Quarter One
There were four stories to this quarter.
- The strip and recovery by Jonathan Owens stabilized the game for Chicago. There’s a different game script that plays out if the Vikings score easily there.
- The Bears don’t have a pass rush. Zero. Ryan Poles has so much work to do on both lines this off-season.
- The touchdown drive for the Bears was Caleb Williams’s best drive as a professional. That was superstar stuff from the kid, and continued evidence that Thomas Brown is not a coach to be thoughtlessly discarded after the season.

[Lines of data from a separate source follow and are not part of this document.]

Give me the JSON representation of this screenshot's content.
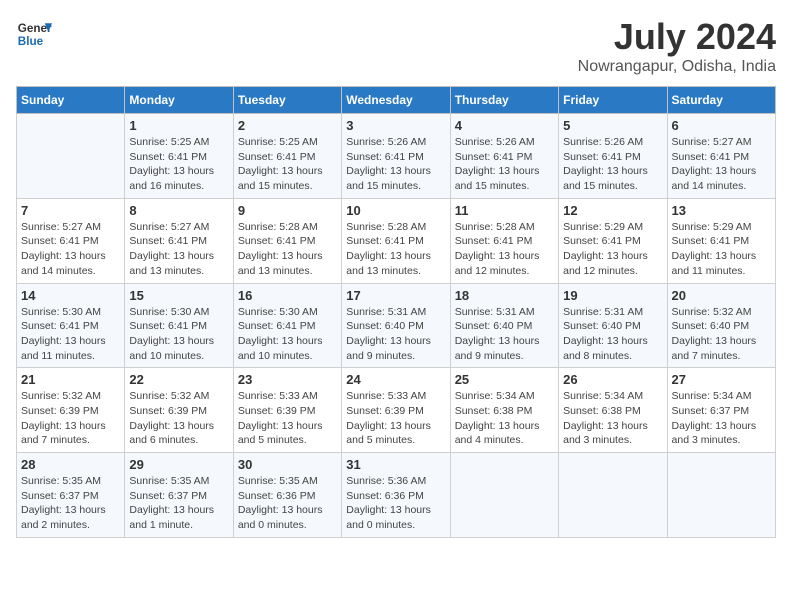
{
  "header": {
    "logo_line1": "General",
    "logo_line2": "Blue",
    "title": "July 2024",
    "subtitle": "Nowrangapur, Odisha, India"
  },
  "calendar": {
    "days_of_week": [
      "Sunday",
      "Monday",
      "Tuesday",
      "Wednesday",
      "Thursday",
      "Friday",
      "Saturday"
    ],
    "weeks": [
      [
        {
          "day": "",
          "info": ""
        },
        {
          "day": "1",
          "info": "Sunrise: 5:25 AM\nSunset: 6:41 PM\nDaylight: 13 hours\nand 16 minutes."
        },
        {
          "day": "2",
          "info": "Sunrise: 5:25 AM\nSunset: 6:41 PM\nDaylight: 13 hours\nand 15 minutes."
        },
        {
          "day": "3",
          "info": "Sunrise: 5:26 AM\nSunset: 6:41 PM\nDaylight: 13 hours\nand 15 minutes."
        },
        {
          "day": "4",
          "info": "Sunrise: 5:26 AM\nSunset: 6:41 PM\nDaylight: 13 hours\nand 15 minutes."
        },
        {
          "day": "5",
          "info": "Sunrise: 5:26 AM\nSunset: 6:41 PM\nDaylight: 13 hours\nand 15 minutes."
        },
        {
          "day": "6",
          "info": "Sunrise: 5:27 AM\nSunset: 6:41 PM\nDaylight: 13 hours\nand 14 minutes."
        }
      ],
      [
        {
          "day": "7",
          "info": "Sunrise: 5:27 AM\nSunset: 6:41 PM\nDaylight: 13 hours\nand 14 minutes."
        },
        {
          "day": "8",
          "info": "Sunrise: 5:27 AM\nSunset: 6:41 PM\nDaylight: 13 hours\nand 13 minutes."
        },
        {
          "day": "9",
          "info": "Sunrise: 5:28 AM\nSunset: 6:41 PM\nDaylight: 13 hours\nand 13 minutes."
        },
        {
          "day": "10",
          "info": "Sunrise: 5:28 AM\nSunset: 6:41 PM\nDaylight: 13 hours\nand 13 minutes."
        },
        {
          "day": "11",
          "info": "Sunrise: 5:28 AM\nSunset: 6:41 PM\nDaylight: 13 hours\nand 12 minutes."
        },
        {
          "day": "12",
          "info": "Sunrise: 5:29 AM\nSunset: 6:41 PM\nDaylight: 13 hours\nand 12 minutes."
        },
        {
          "day": "13",
          "info": "Sunrise: 5:29 AM\nSunset: 6:41 PM\nDaylight: 13 hours\nand 11 minutes."
        }
      ],
      [
        {
          "day": "14",
          "info": "Sunrise: 5:30 AM\nSunset: 6:41 PM\nDaylight: 13 hours\nand 11 minutes."
        },
        {
          "day": "15",
          "info": "Sunrise: 5:30 AM\nSunset: 6:41 PM\nDaylight: 13 hours\nand 10 minutes."
        },
        {
          "day": "16",
          "info": "Sunrise: 5:30 AM\nSunset: 6:41 PM\nDaylight: 13 hours\nand 10 minutes."
        },
        {
          "day": "17",
          "info": "Sunrise: 5:31 AM\nSunset: 6:40 PM\nDaylight: 13 hours\nand 9 minutes."
        },
        {
          "day": "18",
          "info": "Sunrise: 5:31 AM\nSunset: 6:40 PM\nDaylight: 13 hours\nand 9 minutes."
        },
        {
          "day": "19",
          "info": "Sunrise: 5:31 AM\nSunset: 6:40 PM\nDaylight: 13 hours\nand 8 minutes."
        },
        {
          "day": "20",
          "info": "Sunrise: 5:32 AM\nSunset: 6:40 PM\nDaylight: 13 hours\nand 7 minutes."
        }
      ],
      [
        {
          "day": "21",
          "info": "Sunrise: 5:32 AM\nSunset: 6:39 PM\nDaylight: 13 hours\nand 7 minutes."
        },
        {
          "day": "22",
          "info": "Sunrise: 5:32 AM\nSunset: 6:39 PM\nDaylight: 13 hours\nand 6 minutes."
        },
        {
          "day": "23",
          "info": "Sunrise: 5:33 AM\nSunset: 6:39 PM\nDaylight: 13 hours\nand 5 minutes."
        },
        {
          "day": "24",
          "info": "Sunrise: 5:33 AM\nSunset: 6:39 PM\nDaylight: 13 hours\nand 5 minutes."
        },
        {
          "day": "25",
          "info": "Sunrise: 5:34 AM\nSunset: 6:38 PM\nDaylight: 13 hours\nand 4 minutes."
        },
        {
          "day": "26",
          "info": "Sunrise: 5:34 AM\nSunset: 6:38 PM\nDaylight: 13 hours\nand 3 minutes."
        },
        {
          "day": "27",
          "info": "Sunrise: 5:34 AM\nSunset: 6:37 PM\nDaylight: 13 hours\nand 3 minutes."
        }
      ],
      [
        {
          "day": "28",
          "info": "Sunrise: 5:35 AM\nSunset: 6:37 PM\nDaylight: 13 hours\nand 2 minutes."
        },
        {
          "day": "29",
          "info": "Sunrise: 5:35 AM\nSunset: 6:37 PM\nDaylight: 13 hours\nand 1 minute."
        },
        {
          "day": "30",
          "info": "Sunrise: 5:35 AM\nSunset: 6:36 PM\nDaylight: 13 hours\nand 0 minutes."
        },
        {
          "day": "31",
          "info": "Sunrise: 5:36 AM\nSunset: 6:36 PM\nDaylight: 13 hours\nand 0 minutes."
        },
        {
          "day": "",
          "info": ""
        },
        {
          "day": "",
          "info": ""
        },
        {
          "day": "",
          "info": ""
        }
      ]
    ]
  }
}
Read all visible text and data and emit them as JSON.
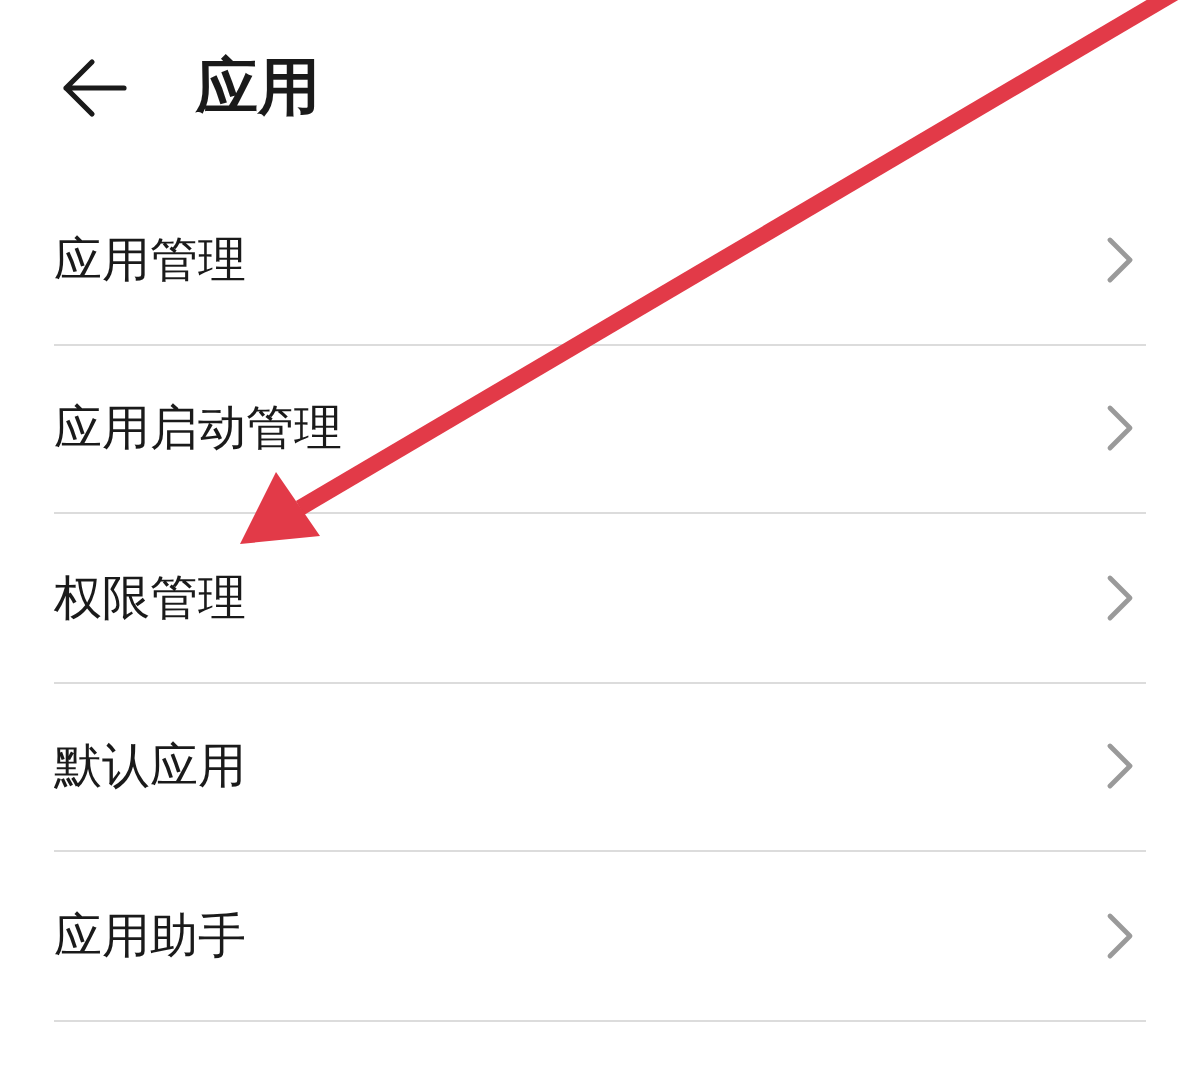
{
  "header": {
    "title": "应用"
  },
  "items": [
    {
      "label": "应用管理"
    },
    {
      "label": "应用启动管理"
    },
    {
      "label": "权限管理"
    },
    {
      "label": "默认应用"
    },
    {
      "label": "应用助手"
    }
  ]
}
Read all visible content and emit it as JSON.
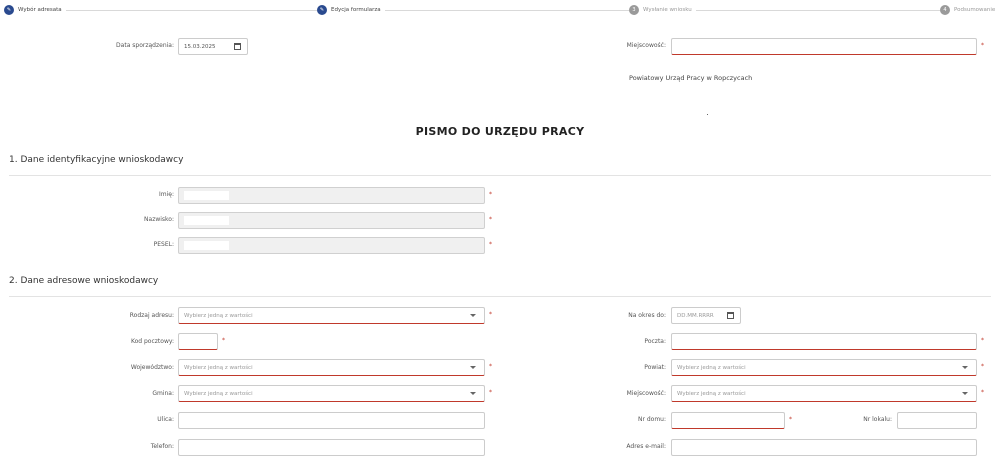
{
  "stepper": {
    "steps": [
      {
        "label": "Wybór adresata",
        "status": "done",
        "icon": "pencil-icon"
      },
      {
        "label": "Edycja formularza",
        "status": "done",
        "icon": "pencil-icon"
      },
      {
        "label": "Wysłanie wniosku",
        "status": "todo",
        "number": "3"
      },
      {
        "label": "Podsumowanie",
        "status": "todo",
        "number": "4"
      }
    ]
  },
  "header": {
    "date_label": "Data sporządzenia:",
    "date_value": "15.03.2025",
    "place_label": "Miejscowość:",
    "office_name": "Powiatowy Urząd Pracy w Ropczycach"
  },
  "title": "PISMO DO URZĘDU PRACY",
  "section1": {
    "title": "1. Dane identyfikacyjne wnioskodawcy",
    "first_name_label": "Imię:",
    "last_name_label": "Nazwisko:",
    "pesel_label": "PESEL:"
  },
  "section2": {
    "title": "2. Dane adresowe wnioskodawcy",
    "address_type_label": "Rodzaj adresu:",
    "address_type_placeholder": "Wybierz jedną z wartości",
    "valid_until_label": "Na okres do:",
    "valid_until_placeholder": "DD.MM.RRRR",
    "postal_code_label": "Kod pocztowy:",
    "post_office_label": "Poczta:",
    "voivodeship_label": "Województwo:",
    "voivodeship_placeholder": "Wybierz jedną z wartości",
    "county_label": "Powiat:",
    "county_placeholder": "Wybierz jedną z wartości",
    "commune_label": "Gmina:",
    "commune_placeholder": "Wybierz jedną z wartości",
    "locality_label": "Miejscowość:",
    "locality_placeholder": "Wybierz jedną z wartości",
    "street_label": "Ulica:",
    "house_no_label": "Nr domu:",
    "flat_no_label": "Nr lokalu:",
    "phone_label": "Telefon:",
    "email_label": "Adres e-mail:"
  },
  "required_mark": "*"
}
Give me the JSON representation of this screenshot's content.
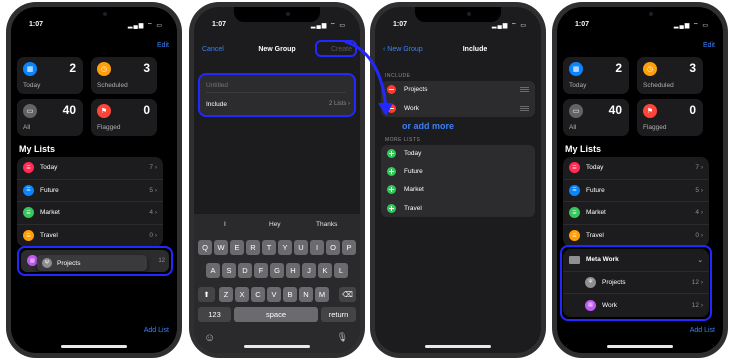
{
  "status": {
    "time": "1:07",
    "icons": "▂▄▆ ⌔ ▭"
  },
  "colors": {
    "accent": "#3a82f7",
    "highlight": "#2328ff",
    "annotation": "#3b7ff5"
  },
  "panel1": {
    "edit": "Edit",
    "cards": [
      {
        "label": "Today",
        "count": "2",
        "color": "#0a84ff",
        "icon": "calendar-icon",
        "glyph": "▦"
      },
      {
        "label": "Scheduled",
        "count": "3",
        "color": "#ff9f0a",
        "icon": "clock-icon",
        "glyph": "◷"
      },
      {
        "label": "All",
        "count": "40",
        "color": "#636366",
        "icon": "tray-icon",
        "glyph": "▭"
      },
      {
        "label": "Flagged",
        "count": "0",
        "color": "#ff453a",
        "icon": "flag-icon",
        "glyph": "⚑"
      }
    ],
    "my_lists": "My Lists",
    "lists": [
      {
        "name": "Today",
        "count": "7",
        "color": "#ff2d55"
      },
      {
        "name": "Future",
        "count": "5",
        "color": "#0a84ff"
      },
      {
        "name": "Market",
        "count": "4",
        "color": "#34c759"
      },
      {
        "name": "Travel",
        "count": "0",
        "color": "#ff9f0a"
      }
    ],
    "drag": {
      "name": "Projects",
      "count": "12"
    },
    "add_list": "Add List"
  },
  "panel2": {
    "cancel": "Cancel",
    "title": "New Group",
    "create": "Create",
    "name_placeholder": "Untitled",
    "include": "Include",
    "include_value": "2 Lists",
    "suggestions": [
      "I",
      "Hey",
      "Thanks"
    ],
    "rows": [
      [
        "Q",
        "W",
        "E",
        "R",
        "T",
        "Y",
        "U",
        "I",
        "O",
        "P"
      ],
      [
        "A",
        "S",
        "D",
        "F",
        "G",
        "H",
        "J",
        "K",
        "L"
      ],
      [
        "Z",
        "X",
        "C",
        "V",
        "B",
        "N",
        "M"
      ]
    ],
    "shift": "⬆",
    "backspace": "⌫",
    "num": "123",
    "space": "space",
    "return": "return",
    "emoji": "☺",
    "mic": "🎙"
  },
  "panel3": {
    "back": "New Group",
    "title": "Include",
    "include_header": "INCLUDE",
    "included": [
      "Projects",
      "Work"
    ],
    "annotation": "or add more",
    "more_header": "MORE LISTS",
    "more": [
      "Today",
      "Future",
      "Market",
      "Travel"
    ]
  },
  "panel4": {
    "edit": "Edit",
    "group": "Meta Work",
    "group_items": [
      {
        "name": "Projects",
        "count": "12",
        "color": "#8e8e93"
      },
      {
        "name": "Work",
        "count": "12",
        "color": "#bf5af2"
      }
    ],
    "add_list": "Add List"
  }
}
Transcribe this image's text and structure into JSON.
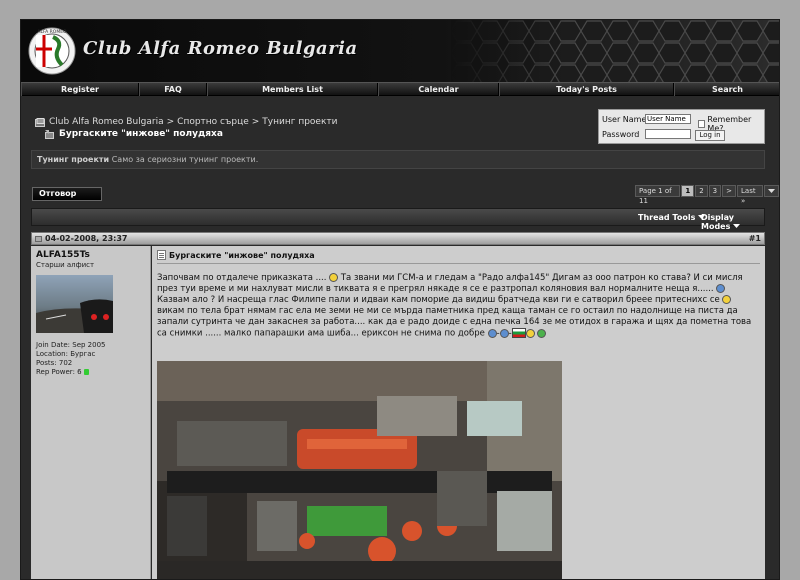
{
  "site": {
    "title": "Club Alfa Romeo Bulgaria",
    "logo_text": "ALFA ROMEO"
  },
  "navbar": [
    "Register",
    "FAQ",
    "Members List",
    "Calendar",
    "Today's Posts",
    "Search"
  ],
  "breadcrumb": {
    "items": [
      "Club Alfa Romeo Bulgaria",
      "Спортно сърце",
      "Тунинг проекти"
    ],
    "separator": ">",
    "thread_title": "Бургаските \"инжове\" полудяха"
  },
  "login": {
    "username_label": "User Name",
    "username_value": "User Name",
    "password_label": "Password",
    "remember_label": "Remember Me?",
    "button_label": "Log in"
  },
  "forum": {
    "name": "Тунинг проекти",
    "description": "Само за сериозни тунинг проекти."
  },
  "reply_button": "Отговор",
  "pagination": {
    "label": "Page 1 of 11",
    "pages": [
      "1",
      "2",
      "3"
    ],
    "current": "1",
    "next": ">",
    "last": "Last »"
  },
  "tools": {
    "thread_tools": "Thread Tools",
    "display_modes": "Display Modes"
  },
  "post": {
    "date": "04-02-2008, 23:37",
    "number": "#1",
    "title": "Бургаските \"инжове\" полудяха",
    "author": {
      "username": "ALFA155Ts",
      "user_title": "Старши алфист",
      "join_date": "Join Date: Sep 2005",
      "location": "Location: Бургас",
      "posts": "Posts: 702",
      "rep_power": "Rep Power: 6"
    },
    "text": {
      "p1": "Започвам по отдалече приказката .... ",
      "p2": " Та звани ми ГСМ-а и гледам а \"Радо алфа145\" Дигам аз ооо патрон ко става? И си мисля през туи време и ми нахлуват мисли в тиквата я е прегрял някаде я се е разтропал коляновия вал нормалните неща я...... ",
      "p3": " Казвам ало ? И насреща глас Филипе пали и идваи кам поморие да видиш братчеда кви ги е сатворил брееe притеснихс се ",
      "p4": " викам по тела брат нямам гас ела ме земи не ми се мърда паметника пред каща таман се го остаил по надолнище на писта да запали сутринта че дан закаснея за работа.... как да е радо доиде с една печка 164 зе ме отидох в гаража и щях да пометна това са снимки ...... малко папарашки ама шиба... ериксон не снима по добре "
    }
  },
  "colors": {
    "flag": [
      "#ffffff",
      "#1a9b3c",
      "#d21c1c"
    ],
    "rep_dot": "#33cc33"
  }
}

- Last thirty seconds of the quarter are everything wrong with Matt Eberflus as the head coach. Bad, undisciplined penalty. Inexcusable deep completion. Eberflus is the team’s primary vulnerability.
Quarter Two
- After the Keenan Allen overturn, Eberflus takes the ball out of his quarterback’s hands on fourth and short. Once again, Flus displays that he has no feel for the football game in front of him. But more importantly, it’s far more valuable long-term for Caleb TO FACE that situation. The team is going in multiple directions because the organization refuses to move on from Flus.
- If you lose a game on a blocked FG, and the next FG attempt is blocked, that is coaching, coaching, coaching. (The broadcast made this clear in their subsequent commentary.)
- Bears end up with a field goal on the final drive, after their sideline shows no urgency or command.